When most people think about the career opportunities offered with a masters in childhood education, they might immediately think of teaching as the only option. However, while it is true that the majority of graduates will move naturally into the role of educator, this versatile degree can also be used to open doors to multiple other vocations.
Completing a masters in any subject proves many things to a potential employer including that you have high levels of dedication, determination, tenacity and staying power – all of which can be desirable qualities when applying for managerial roles later in life. Many employers insist on a degree when considering who to advance further up the career ladder.
Studying a Masters in Early Childhood Education will give you specialist knowledge of multiple forms of childhood development, covering children from birth to age five. These include understanding how to advance numeracy, language and literacy skills as well as an awareness of disciplinary techniques. You will also learn about childhood mental and emotional health skills, intervention strategy and special education services.
Should you decide to start a family, these abilities will also prove useful with the upbringing of your own children.
Careers directly related to education
In most cases, a degree in childhood education will naturally lead the graduate into some form of teaching, whether that be kindergarten, pre-school or child care. However, even taking a teaching-oriented job in a school can quickly branch into multiple possible sideways careers, including:
- Curriculum development positions
- School administration roles
- Designing and developing learning programs
- Specialist interventionist roles
- Writing, designing or publishing course materials (for your school and others)
Other possible careers linked to childhood education
While it is true the majority of childhood education graduates pursue a career directly related to teaching, there are numerous other directions you could follow with the skills you’ve developed through your study, such as:
Working with childhood development businesses: For example, helping design toys or other products aimed specifically at young children.

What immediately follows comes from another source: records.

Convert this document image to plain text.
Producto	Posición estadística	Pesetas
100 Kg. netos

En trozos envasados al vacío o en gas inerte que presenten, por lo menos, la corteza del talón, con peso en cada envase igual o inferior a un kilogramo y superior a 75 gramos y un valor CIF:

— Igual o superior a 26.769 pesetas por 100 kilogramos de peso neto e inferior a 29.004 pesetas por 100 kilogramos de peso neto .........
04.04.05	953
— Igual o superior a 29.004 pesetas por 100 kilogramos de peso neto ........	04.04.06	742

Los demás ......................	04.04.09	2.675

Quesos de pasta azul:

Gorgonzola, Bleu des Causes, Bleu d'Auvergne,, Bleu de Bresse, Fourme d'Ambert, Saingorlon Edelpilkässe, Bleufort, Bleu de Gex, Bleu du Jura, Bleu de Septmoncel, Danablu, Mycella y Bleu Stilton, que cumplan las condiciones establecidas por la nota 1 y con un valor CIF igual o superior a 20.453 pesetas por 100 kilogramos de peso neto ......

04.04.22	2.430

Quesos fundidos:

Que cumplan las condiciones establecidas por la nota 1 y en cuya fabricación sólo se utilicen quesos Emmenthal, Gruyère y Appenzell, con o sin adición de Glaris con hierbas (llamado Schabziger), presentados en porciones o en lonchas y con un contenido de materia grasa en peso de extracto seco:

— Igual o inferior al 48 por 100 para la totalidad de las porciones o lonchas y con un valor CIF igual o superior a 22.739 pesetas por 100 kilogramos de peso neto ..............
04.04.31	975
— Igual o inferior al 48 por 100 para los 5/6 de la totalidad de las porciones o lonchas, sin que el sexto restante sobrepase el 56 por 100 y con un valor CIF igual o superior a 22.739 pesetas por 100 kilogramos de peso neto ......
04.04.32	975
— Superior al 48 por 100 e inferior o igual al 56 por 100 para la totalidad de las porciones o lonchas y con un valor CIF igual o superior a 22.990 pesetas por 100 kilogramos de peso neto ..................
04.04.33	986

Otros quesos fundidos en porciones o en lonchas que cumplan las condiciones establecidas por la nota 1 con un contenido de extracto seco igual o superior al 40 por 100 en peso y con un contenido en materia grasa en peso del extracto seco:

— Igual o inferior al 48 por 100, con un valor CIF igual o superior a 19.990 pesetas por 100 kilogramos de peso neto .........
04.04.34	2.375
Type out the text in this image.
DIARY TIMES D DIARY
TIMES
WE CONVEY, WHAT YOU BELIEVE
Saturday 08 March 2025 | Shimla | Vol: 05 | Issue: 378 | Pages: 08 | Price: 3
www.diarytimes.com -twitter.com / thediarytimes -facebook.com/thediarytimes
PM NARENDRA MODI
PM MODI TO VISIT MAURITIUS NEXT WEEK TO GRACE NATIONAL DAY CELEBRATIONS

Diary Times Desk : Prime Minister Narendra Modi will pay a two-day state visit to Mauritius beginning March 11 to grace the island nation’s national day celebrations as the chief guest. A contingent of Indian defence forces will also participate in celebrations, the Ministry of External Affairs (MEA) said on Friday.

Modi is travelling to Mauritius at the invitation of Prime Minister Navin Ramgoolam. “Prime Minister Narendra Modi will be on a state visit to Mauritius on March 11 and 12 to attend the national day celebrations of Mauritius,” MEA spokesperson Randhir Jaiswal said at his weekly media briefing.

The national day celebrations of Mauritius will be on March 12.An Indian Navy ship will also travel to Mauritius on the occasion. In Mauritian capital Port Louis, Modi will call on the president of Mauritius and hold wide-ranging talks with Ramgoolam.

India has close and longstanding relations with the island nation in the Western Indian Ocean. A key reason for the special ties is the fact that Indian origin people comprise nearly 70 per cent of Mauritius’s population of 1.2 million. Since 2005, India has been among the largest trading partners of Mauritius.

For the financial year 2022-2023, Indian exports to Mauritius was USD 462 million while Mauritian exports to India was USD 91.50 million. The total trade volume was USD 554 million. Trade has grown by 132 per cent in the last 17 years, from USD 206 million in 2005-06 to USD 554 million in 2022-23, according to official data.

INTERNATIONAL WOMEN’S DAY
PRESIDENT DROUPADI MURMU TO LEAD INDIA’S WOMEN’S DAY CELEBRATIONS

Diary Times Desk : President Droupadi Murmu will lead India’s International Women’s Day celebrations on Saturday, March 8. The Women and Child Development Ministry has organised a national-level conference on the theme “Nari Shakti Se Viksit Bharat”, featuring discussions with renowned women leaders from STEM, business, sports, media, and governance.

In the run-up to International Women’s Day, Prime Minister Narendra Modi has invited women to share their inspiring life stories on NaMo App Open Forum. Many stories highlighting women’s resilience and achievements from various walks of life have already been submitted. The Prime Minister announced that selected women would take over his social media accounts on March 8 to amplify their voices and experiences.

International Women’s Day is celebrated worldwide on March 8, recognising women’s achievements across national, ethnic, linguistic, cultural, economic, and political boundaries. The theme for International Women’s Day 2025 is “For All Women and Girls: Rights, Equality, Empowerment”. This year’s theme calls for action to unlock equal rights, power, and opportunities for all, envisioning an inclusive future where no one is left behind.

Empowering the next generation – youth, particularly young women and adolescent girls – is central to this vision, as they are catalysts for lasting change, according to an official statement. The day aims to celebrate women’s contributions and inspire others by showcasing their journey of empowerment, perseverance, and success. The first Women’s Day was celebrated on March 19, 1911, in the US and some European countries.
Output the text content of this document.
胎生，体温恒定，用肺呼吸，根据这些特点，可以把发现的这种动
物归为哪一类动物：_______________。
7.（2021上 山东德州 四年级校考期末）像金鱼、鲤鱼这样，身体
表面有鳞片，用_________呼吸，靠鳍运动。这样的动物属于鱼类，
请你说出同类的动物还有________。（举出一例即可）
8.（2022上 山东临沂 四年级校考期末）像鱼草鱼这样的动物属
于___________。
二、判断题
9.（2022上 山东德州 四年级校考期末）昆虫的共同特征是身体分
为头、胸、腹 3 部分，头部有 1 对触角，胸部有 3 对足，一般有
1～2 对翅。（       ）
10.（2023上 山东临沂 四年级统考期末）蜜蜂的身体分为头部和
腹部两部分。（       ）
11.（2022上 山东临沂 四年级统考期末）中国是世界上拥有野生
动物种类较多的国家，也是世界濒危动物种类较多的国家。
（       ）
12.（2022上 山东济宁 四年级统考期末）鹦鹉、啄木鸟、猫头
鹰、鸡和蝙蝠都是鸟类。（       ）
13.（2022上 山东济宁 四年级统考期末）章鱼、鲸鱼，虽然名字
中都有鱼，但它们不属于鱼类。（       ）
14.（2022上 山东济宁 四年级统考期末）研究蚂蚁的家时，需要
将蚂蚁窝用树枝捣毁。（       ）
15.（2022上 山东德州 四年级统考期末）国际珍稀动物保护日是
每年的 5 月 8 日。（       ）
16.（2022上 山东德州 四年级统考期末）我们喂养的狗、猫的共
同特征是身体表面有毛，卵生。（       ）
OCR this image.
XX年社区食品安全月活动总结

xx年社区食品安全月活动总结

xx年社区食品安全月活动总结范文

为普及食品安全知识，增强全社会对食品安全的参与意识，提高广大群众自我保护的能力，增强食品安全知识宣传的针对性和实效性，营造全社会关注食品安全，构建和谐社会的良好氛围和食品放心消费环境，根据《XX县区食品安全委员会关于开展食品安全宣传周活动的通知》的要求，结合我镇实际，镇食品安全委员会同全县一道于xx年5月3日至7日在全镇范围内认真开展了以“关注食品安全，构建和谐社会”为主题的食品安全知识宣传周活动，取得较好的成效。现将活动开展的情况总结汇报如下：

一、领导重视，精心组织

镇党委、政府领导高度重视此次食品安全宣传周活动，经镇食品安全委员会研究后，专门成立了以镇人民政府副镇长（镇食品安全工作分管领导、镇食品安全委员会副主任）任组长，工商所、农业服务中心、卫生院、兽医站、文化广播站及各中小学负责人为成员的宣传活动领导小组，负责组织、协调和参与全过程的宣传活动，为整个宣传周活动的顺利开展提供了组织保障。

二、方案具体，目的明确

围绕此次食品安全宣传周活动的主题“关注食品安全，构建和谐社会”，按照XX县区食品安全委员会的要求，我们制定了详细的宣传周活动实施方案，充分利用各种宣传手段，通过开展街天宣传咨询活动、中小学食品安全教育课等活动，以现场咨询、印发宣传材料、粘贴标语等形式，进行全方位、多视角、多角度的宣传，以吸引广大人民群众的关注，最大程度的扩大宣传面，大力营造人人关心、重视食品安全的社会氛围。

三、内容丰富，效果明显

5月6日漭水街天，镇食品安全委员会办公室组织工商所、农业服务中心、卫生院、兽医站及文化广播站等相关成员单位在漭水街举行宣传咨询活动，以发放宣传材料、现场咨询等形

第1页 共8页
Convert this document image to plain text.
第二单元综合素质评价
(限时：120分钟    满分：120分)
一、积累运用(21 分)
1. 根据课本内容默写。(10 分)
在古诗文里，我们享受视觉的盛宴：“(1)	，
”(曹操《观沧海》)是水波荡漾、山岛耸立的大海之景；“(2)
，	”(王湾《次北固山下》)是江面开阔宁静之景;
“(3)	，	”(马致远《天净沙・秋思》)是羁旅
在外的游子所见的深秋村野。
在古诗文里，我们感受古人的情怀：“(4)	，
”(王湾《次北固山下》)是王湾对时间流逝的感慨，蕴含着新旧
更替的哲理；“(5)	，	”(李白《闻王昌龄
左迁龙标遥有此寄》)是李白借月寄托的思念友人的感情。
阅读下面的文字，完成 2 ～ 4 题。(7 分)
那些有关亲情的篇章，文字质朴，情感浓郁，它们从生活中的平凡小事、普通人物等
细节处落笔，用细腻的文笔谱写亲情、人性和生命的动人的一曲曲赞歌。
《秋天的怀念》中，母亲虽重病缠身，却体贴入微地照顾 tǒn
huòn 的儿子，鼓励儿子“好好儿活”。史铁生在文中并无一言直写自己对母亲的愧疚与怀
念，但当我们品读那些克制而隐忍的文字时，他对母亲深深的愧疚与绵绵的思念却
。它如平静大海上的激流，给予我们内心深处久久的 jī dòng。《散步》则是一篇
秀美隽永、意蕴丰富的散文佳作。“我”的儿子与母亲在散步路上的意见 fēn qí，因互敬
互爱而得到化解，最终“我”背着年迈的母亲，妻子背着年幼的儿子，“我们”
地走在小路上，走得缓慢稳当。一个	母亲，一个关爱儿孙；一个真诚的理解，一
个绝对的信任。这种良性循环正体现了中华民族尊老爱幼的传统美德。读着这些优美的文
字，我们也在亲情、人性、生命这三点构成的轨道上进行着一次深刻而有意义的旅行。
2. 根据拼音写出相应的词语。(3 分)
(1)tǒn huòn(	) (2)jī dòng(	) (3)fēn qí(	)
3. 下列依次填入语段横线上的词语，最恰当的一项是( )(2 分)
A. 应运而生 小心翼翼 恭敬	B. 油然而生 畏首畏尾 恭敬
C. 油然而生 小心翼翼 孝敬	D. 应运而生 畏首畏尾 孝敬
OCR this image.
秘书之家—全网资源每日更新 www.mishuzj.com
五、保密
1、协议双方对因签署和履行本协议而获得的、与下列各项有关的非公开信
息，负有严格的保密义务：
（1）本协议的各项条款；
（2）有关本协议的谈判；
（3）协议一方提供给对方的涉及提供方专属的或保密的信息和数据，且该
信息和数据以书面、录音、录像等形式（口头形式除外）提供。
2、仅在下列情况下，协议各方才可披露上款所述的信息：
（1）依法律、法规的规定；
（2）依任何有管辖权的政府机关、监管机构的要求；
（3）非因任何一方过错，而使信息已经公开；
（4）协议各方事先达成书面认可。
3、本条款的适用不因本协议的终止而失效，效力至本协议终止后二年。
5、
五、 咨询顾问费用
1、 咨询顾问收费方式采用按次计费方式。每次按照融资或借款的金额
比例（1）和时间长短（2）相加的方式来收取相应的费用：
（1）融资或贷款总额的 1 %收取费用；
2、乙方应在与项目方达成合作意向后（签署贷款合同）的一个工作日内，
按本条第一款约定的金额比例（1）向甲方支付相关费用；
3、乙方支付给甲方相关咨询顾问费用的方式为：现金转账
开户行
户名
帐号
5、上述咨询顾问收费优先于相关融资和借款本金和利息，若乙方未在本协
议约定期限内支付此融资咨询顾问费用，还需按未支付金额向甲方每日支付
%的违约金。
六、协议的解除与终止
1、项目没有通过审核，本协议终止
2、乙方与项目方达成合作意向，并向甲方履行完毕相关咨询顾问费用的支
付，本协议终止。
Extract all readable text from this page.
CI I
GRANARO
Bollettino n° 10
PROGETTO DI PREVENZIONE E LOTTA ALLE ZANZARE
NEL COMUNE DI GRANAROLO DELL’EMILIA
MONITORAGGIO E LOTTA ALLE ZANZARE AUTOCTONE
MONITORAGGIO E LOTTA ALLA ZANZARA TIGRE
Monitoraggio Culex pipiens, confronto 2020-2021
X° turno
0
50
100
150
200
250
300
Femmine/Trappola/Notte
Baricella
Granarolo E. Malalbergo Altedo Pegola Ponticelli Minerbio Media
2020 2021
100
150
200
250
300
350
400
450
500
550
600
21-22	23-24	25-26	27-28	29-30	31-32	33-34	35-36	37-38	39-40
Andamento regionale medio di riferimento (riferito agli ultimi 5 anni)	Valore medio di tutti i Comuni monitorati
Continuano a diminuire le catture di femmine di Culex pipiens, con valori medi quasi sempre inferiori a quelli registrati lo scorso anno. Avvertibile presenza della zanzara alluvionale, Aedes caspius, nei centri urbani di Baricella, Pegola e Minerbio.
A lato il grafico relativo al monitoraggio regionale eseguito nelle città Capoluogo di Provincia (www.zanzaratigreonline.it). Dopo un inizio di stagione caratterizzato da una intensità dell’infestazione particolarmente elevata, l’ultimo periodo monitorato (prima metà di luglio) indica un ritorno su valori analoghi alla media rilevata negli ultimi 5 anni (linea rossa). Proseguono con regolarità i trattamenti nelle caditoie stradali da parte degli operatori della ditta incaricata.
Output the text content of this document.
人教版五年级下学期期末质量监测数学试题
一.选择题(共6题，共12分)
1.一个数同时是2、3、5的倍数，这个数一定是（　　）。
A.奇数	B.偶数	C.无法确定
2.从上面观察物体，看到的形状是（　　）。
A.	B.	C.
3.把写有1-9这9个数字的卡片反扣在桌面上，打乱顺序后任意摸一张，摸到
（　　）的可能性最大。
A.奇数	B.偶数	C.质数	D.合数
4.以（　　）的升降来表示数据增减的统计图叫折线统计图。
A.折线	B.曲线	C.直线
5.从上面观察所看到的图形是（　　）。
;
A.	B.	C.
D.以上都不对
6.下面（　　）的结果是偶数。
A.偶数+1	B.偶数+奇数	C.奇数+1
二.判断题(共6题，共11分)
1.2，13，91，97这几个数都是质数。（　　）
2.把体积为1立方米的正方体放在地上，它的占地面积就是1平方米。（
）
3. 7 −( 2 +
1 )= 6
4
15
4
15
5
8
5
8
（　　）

Mentoring childcare businesses: Kindergartens and childcare facilities are often started by business people that have no specialist knowledge of the industry. Your skills can be highly useful in helping their businesses get started.
Working with education publishers: An understanding of childhood advancement and how to develop numeracy and language skills is essential for the design and writing of specialist children’s learning aids and books.
Working in broadcasting or multimedia: The same knowledge of childhood development is a highly sought-after skill in the broadcasting and multimedia industry, for the development of children’s programming or interactive learning tools.
Jobs in adoption agencies or adoption-related businesses: Working directly with young children to find them a new family.
Taking a role with social services to protect children: Having a keen understanding of expected childhood development at specific ages can be a sure way of identifying lack of care or abuse in children.
Child advocacy: Working on behalf of children to maintain their rights.
A degree in childhood education offers graduates a wide range of possible career paths while also affording a tremendous sense of achievement knowing you’re making a positive impact on the next generation.